Além disso, a Blockchain pode ajudar a detetar e a prevenir comportamentos e atividades ilegais, facilitando assim o processo de KYC (Know Your Customer) e reduzindo o tempo e os custos associados à recolha de informações pessoais. Com efeito, a imutabilidade e transparência associadas à Blockchain poderiam permitir a criação e o armazenamento seguro de dados verdadeiros e atualizados, levando a uma maior eficiência operacional, maior confiança e maior acessibilidade aos dados em questão. As transferências de baixo custo associadas à Blockchain podem também ser um incentivo à abertura de contas bancárias e podem ajudar a ultrapassar os desafios geográficos enfrentados pelos unbanked e underbanked. Com o simples recurso a um smartphone, os indivíduos com rendimentos baixos e médios poderão abrir uma conta bancária a partir do seu telemóvel, evitando assim os custos de deslocação às instituições financeiras, que para certas populações são significativos.

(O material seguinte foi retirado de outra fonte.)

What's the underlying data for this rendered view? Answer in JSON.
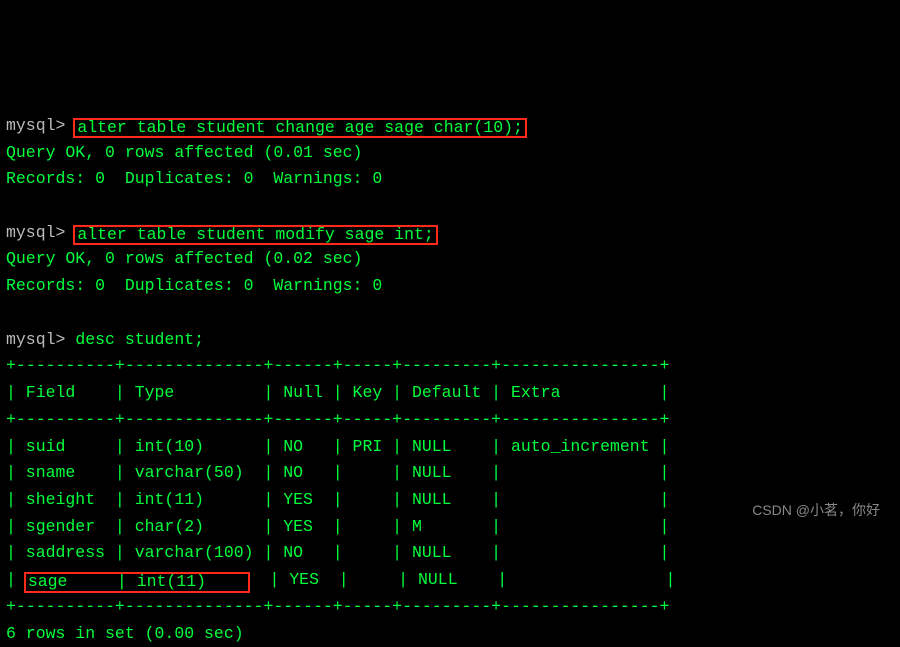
{
  "prompt": "mysql>",
  "cmd1": "alter table student change age sage char(10);",
  "out1a": "Query OK, 0 rows affected (0.01 sec)",
  "out1b": "Records: 0  Duplicates: 0  Warnings: 0",
  "cmd2": "alter table student modify sage int;",
  "out2a": "Query OK, 0 rows affected (0.02 sec)",
  "out2b": "Records: 0  Duplicates: 0  Warnings: 0",
  "cmd3": "desc student;",
  "sep": "+----------+--------------+------+-----+---------+----------------+",
  "hdr": "| Field    | Type         | Null | Key | Default | Extra          |",
  "rows": [
    "| suid     | int(10)      | NO   | PRI | NULL    | auto_increment |",
    "| sname    | varchar(50)  | NO   |     | NULL    |                |",
    "| sheight  | int(11)      | YES  |     | NULL    |                |",
    "| sgender  | char(2)      | YES  |     | M       |                |",
    "| saddress | varchar(100) | NO   |     | NULL    |                |"
  ],
  "row6_pre": "| ",
  "row6_box": "sage     | int(11)    ",
  "row6_post": "  | YES  |     | NULL    |                |",
  "final": "6 rows in set (0.00 sec)",
  "watermark": "CSDN @小茗，你好",
  "chart_data": {
    "type": "table",
    "title": "desc student;",
    "columns": [
      "Field",
      "Type",
      "Null",
      "Key",
      "Default",
      "Extra"
    ],
    "rows": [
      [
        "suid",
        "int(10)",
        "NO",
        "PRI",
        "NULL",
        "auto_increment"
      ],
      [
        "sname",
        "varchar(50)",
        "NO",
        "",
        "NULL",
        ""
      ],
      [
        "sheight",
        "int(11)",
        "YES",
        "",
        "NULL",
        ""
      ],
      [
        "sgender",
        "char(2)",
        "YES",
        "",
        "M",
        ""
      ],
      [
        "saddress",
        "varchar(100)",
        "NO",
        "",
        "NULL",
        ""
      ],
      [
        "sage",
        "int(11)",
        "YES",
        "",
        "NULL",
        ""
      ]
    ]
  }
}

A Blockchain promove a segurança do sistema financeiro e dos seus utilizadores

Como acima referido, a Blockchain tem vindo a ser considerada amiúde como uma tecnologia revolucionária e disruptiva, com enorme potencial para transformar o setor financeiro, a nível mundial. Nesses termos, a Blockchain tem a capacidade de promover a segurança e a inclusão financeiras, proporcionando aos utilizadores do sistema financeiro maior transparência e controlo sobre as suas transações e informações.

Uma das principais maneiras pelas quais a Blockchain promove a segurança é através da sua tecnologia de registo distribuído (distributed ledger technology) e imutável, uma vez que todas as transações são registadas num digital ledger, que é compartilhado e validado por vários nodes. Esta tecnologia é extremamente segura, pois não pode ser manipulada ou alterada por qualquer pessoa que não tenha acesso às chaves criptográficas necessárias para confirmar e validar as transações.

Além disto, a transparência e a imutabilidade da distributed ledger technology auxilia na redução da fraude financeira. Como todas as transações são registadas publicamente, os utilizadores mal‑intencionados (ou até mesmo organizações tendencialmente corruptas) têm menos oportunidade de cometer fraudes, dado que qualquer tentativa de alterar ou excluir transações é imediatamente detetada pela Blockchain.

Do ponto de vista dos utilizadores, a Blockchain garante também a segurança da sua identidade digital. Assim o é, porque as informações pessoais são criptografadas e armazenadas na distributed ledger technology, o que ajuda a proteger a privacidade dos utilizadores do sistema financeiro, permitindo, ao mesmo tempo, que acedam a serviços financeiros sem que seja necessário partilharem informações pessoais confidenciais com intermediários ou outras partes não autorizadas – o que se verifica no modelo tradicional de serviços financeiros.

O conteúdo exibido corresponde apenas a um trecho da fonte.